If automobile stagnated these past few decades, it has become exciting again and certainly has incited many a debate. Case in point, the electric Honda Fit is around the corner and promises 125 mile range on a depleted battery pack. That’s half more as the current crop of current EVs. As more and more concept make their way to car shows and prototypes are being tested, the next generation of electric cars, EV are promising more and more efficiency.
Records pour in as last November the modified Citroen Berlingo broke a world EV record by covering 621 miles over 17 hours. The coast to coast in the US has already been broken and still being tackled by more ingenuity for faster runs.
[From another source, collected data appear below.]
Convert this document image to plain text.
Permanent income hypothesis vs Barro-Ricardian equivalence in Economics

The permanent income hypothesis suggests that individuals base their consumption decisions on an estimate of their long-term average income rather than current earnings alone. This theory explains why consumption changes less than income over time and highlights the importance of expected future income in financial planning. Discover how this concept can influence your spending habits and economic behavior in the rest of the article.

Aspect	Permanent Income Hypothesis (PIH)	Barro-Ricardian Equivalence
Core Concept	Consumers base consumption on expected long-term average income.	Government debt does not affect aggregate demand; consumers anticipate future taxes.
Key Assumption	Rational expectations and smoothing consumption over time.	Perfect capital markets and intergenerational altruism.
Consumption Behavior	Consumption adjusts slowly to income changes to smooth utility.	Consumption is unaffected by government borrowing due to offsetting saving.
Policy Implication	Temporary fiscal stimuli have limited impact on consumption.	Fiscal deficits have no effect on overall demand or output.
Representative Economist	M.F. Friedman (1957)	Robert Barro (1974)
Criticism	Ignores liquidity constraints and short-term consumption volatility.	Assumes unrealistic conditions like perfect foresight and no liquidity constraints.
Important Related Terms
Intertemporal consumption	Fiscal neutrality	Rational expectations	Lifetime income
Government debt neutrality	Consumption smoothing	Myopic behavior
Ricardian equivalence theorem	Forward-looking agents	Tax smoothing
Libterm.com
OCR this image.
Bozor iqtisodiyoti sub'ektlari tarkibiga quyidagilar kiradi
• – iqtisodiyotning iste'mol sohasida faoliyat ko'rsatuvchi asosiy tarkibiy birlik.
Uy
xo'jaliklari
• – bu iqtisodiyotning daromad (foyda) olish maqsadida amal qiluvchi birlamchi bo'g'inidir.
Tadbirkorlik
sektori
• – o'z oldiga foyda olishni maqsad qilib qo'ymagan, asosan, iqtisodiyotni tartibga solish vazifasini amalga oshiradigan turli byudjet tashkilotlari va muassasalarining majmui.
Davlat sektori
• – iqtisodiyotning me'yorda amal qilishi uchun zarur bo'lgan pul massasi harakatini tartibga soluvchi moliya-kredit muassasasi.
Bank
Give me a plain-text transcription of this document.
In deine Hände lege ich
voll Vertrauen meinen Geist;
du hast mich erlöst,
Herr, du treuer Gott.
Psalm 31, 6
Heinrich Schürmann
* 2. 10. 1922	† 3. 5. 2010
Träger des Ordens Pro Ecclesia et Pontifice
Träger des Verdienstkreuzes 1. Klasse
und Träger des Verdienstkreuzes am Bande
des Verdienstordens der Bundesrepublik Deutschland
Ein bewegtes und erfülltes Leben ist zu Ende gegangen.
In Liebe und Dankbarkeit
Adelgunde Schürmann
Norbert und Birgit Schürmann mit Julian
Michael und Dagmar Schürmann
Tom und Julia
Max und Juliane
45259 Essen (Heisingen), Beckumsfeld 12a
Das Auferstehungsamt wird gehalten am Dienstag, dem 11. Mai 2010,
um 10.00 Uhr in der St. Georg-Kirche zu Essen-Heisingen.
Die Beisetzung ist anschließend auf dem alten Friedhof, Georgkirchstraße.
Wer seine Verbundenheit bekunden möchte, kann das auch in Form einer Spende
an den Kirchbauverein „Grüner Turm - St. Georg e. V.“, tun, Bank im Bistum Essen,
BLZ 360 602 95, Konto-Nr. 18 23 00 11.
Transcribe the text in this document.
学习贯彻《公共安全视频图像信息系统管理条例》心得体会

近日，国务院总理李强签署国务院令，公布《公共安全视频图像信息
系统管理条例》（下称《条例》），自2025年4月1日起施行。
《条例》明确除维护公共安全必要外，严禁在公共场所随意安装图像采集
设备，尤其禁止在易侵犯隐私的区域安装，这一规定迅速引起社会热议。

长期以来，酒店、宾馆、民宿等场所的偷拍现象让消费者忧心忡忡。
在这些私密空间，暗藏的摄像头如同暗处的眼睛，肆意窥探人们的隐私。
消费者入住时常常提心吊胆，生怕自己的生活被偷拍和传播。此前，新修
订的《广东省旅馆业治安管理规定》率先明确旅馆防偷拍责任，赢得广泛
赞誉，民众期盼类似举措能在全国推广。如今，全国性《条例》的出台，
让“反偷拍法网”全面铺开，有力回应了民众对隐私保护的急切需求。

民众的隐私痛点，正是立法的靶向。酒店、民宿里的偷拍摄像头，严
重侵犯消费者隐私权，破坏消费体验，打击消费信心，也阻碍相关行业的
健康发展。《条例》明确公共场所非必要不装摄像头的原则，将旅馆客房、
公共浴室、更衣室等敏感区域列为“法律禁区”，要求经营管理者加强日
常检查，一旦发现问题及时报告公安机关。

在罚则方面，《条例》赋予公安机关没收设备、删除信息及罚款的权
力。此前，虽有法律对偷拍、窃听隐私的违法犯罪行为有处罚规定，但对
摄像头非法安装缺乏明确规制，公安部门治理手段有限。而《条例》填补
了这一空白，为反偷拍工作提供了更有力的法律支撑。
Southern California Edison tested a few years back Johnson-Saft lithium-ion battery packs in its lab showing they could endure 200,000 miles “without any noticeable degradation”. I don’t know too many cars that can run 200,000 miles without noticeable degradation.
SIM-WIL Concept. The SIM-WIL might look like your everyday funky electric car, EV that rolls off the concept press at every other shows, but what the SIM-WIL has to offer could make EVs an even more practical car for an even greater number of our daily commute.
The SIM-WIL shows all the signs of the much anticipated version 2.0 of current EVs with better and better performance. Its range is around 190 miles, to start with more than enough for almost any trips. The SIM-Drive, the Japanese consortium behind the SIM-LEI, has announced it can actually achieve a 218 mile range. Now we are getting close to the poster child Tesla Roadster, albeit without the same performance.
The SIM-LEI consortium has a simple aim, to make production cars and to "provide the highest level of electric vehicle technology and information possible.” A lofty goal it is somehow achieving and all to be delivered by 2014. Oh, and as far as what’s in a name, SIM-LEI’s WIL represents obviously the word will, at least according to the consortium.
Technically Speaking. The SIM-WIL has been seriously engineered since its inception and has shed a few extra pounds, now down to 3483 lbs. Its steel monocoque structure and a steel space frame allow its cabin space comparable to that of large car in the E segment although it’s classified as a small car B segment.
Its top speed has increased to 112 mph and the 0 to 60 has slowed is up to 5.4 seconds, compared to the original 4.8. The real work happened under the hood as per usual and the lithium-ion battery pack, which increased from 24.9 kWh to 35.1 kWh. This increased amount explains the better range. Charge time has also diminished and is now down to 3 hours. The SIM-WIL looks to be surprisingly big inside for an EV that size. This EV seats 5 comfortably, sports a four wheel drive configuration, 4WD with a healthy turn radius of 17.7 ft. The consortium claims its “driving energy consumption” is of 160.45 watt hour per miles, not too shabby.
The SIM-WIL reminds me in many ways of how much a single battery chemistry, in this instance lithium-ion can be pushed to achieve even more efficiency than was possibly imagined. Shoving a 35 kW/h pack in such a little car obviously means greatly enhanced performance. If the Mitsubishi’s i already achieves great performance with a relatively small batter pack, 16 kWh then these two EVs show us we can still squeeze much more life out this current technology before rolling out tomorrow’s. And as to the future, see my IBM 500Mile project. In the meantime, the SIM-WIL shows an undeterred will to further the promise, already well delivered of the electric car, even with lithium-ion chemistry.